The answer to the last post’s question – How do you set exposure to shoot a sequence like Getting Dark? – is at the end of this post.
We’ve spent a lot of time examining exposure. A key question is not so much –
- How do we get correct exposure? as
- How do we get the exposure we want?
Now why would we want anything other than “correct” exposure? For the same reason we might not want every element of our image to be in sharp focus – creativity.
Imagine if we went out as a group to the same location and photographed the same subject. If we used our camera as designed, we’d come back with 17 identical photos shot by 17 different photographers – all perfectly exposed and tack sharp from foreground to infinity. What’s the fun in that?
One creative use of exposure is to set a mood. Dark, dreary, moody, mysterious, light, happy, airy, and so on are feelings an image can convey through the use of exposure.

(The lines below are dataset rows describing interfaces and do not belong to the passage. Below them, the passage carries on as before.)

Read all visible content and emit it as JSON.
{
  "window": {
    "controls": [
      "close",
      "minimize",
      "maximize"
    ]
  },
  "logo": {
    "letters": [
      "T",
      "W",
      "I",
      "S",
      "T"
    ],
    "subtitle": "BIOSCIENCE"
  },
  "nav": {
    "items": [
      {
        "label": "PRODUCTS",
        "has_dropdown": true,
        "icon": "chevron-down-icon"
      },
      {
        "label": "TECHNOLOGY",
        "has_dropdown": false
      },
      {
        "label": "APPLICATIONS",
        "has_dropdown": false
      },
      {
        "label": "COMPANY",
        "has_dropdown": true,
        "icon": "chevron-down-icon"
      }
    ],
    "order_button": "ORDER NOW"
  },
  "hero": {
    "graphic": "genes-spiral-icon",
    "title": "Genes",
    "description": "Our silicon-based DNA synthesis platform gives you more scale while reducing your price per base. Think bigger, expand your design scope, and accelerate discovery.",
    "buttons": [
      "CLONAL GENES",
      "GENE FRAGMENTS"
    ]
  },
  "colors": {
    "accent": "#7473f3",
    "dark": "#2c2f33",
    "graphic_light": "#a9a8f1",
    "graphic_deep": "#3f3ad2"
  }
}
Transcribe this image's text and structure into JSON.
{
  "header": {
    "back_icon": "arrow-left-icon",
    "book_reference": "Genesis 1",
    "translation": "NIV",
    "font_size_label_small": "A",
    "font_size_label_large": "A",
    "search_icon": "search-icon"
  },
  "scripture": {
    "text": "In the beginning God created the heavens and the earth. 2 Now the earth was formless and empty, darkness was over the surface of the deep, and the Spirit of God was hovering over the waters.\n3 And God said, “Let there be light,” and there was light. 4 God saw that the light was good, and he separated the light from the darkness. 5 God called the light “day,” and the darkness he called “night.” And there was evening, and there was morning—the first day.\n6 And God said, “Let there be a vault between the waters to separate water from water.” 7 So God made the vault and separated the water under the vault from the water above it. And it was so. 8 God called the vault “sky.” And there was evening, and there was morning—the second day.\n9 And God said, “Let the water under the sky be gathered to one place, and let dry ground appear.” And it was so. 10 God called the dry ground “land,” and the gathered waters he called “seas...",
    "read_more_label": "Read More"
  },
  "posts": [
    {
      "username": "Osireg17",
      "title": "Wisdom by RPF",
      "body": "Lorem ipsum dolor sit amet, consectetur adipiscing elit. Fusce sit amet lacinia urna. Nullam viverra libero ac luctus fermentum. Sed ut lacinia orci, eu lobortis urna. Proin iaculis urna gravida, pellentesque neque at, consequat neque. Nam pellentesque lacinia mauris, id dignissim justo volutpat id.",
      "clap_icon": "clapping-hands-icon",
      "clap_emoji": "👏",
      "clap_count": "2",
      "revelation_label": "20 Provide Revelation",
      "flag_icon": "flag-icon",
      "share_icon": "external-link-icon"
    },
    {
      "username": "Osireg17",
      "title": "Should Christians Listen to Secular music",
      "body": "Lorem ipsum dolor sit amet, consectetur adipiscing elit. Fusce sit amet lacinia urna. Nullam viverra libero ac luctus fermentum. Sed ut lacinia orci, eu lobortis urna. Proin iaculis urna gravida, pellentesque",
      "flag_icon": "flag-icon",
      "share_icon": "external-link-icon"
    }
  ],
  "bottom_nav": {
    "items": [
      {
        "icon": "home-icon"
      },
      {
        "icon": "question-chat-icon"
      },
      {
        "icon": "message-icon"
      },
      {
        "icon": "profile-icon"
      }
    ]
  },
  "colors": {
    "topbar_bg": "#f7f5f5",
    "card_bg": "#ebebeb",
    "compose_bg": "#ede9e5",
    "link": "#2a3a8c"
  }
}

It’s up to the photographer to decide the mood s/he wishes to convey. I can’t help you beyond having shown you how to get the exposure you want.
Here are a few examples.
Aperture Priority, 105mm, f/5.6, ISO200
Left 2.5 sec, right 15 seconds
Left matrix meter, right spot meter (on highlight)
Left EV= 0, right EV= +1
This isn’t my strong suit. Did these two this morning while it was still dark – apple on dining room table lit by dining room ceiling light. The left image is exposed normally. The right image’s technique is known as Low Key Lighting. For the low key, I used spot metering to meter the highlight on the apple. The meter, in turn, made this highlight’s tone (brightest in the scene) middle gray which guaranteed the rest of the scene was going to be dark. (You might note that based on the camera data, the right image should be much brighter than the left – longer exposure and higher EV. I dimmed the ceiling light after making the left image. Don’t know why??)
I usually prefer B&W for the few low key images I make. Here’s the apple again and a tulip.
3. High key images are the opposite of low key in almost every respect. Overexposed vs. underexposed. Lighter moods vs. darker moods. Here are a few examples.
The left image is exposed normally. To my eye the right is nicer – a light airy feeling, almost surreal.
For an example of a high key image that’s just fun –
These two spent tulips were almost black – much darker than they appear here. They were in antique medicine bottles which had some color cast in the glass. This still life was placed on a curved piece of white cardboard to provide a seamless background. Natural ambient lighting – windows & skylights. I spot metered on the darkest of the tulip petals (which resulted in their tone being gray and everything else very bright) and also set EV = 1.67 which immediately blew out all of the white and transformed the bottles into what you see here. I liked the result – but there were lots of failures during the journey to get here.
If you’d like to look at more examples,
Your 1st exposure assignment –
- Post an image that demonstrates low key. Don’t just post an underexposed image. Try to make it something that conveys a mood or emotion.
- Ditto above for high key.
- Bonus for anyone who can convey both an appropriate low key and high key mood while using the same subject for both images. (Tough!) A portrait might be the best chance.
The answer to the last post’s question – How do you set exposure to shoot a sequence like Getting Dark?
- Get a good starting exposure using Exposure Compensation & the Histogram (camera in aperture priority shooting mode) as covered in the previous post.
- Note the aperture and shutter values used for the good starting exposure
- Shift the shooting mode from aperture priority to manual (shooting mode; not focus mode)
- Set the aperture and shutter speed to the values obtained in step #2
- That’s it. Shoot your sequence and capture every image with the light your eyes see (and not the camera’s almost identical “middle gray average” exposure for every image).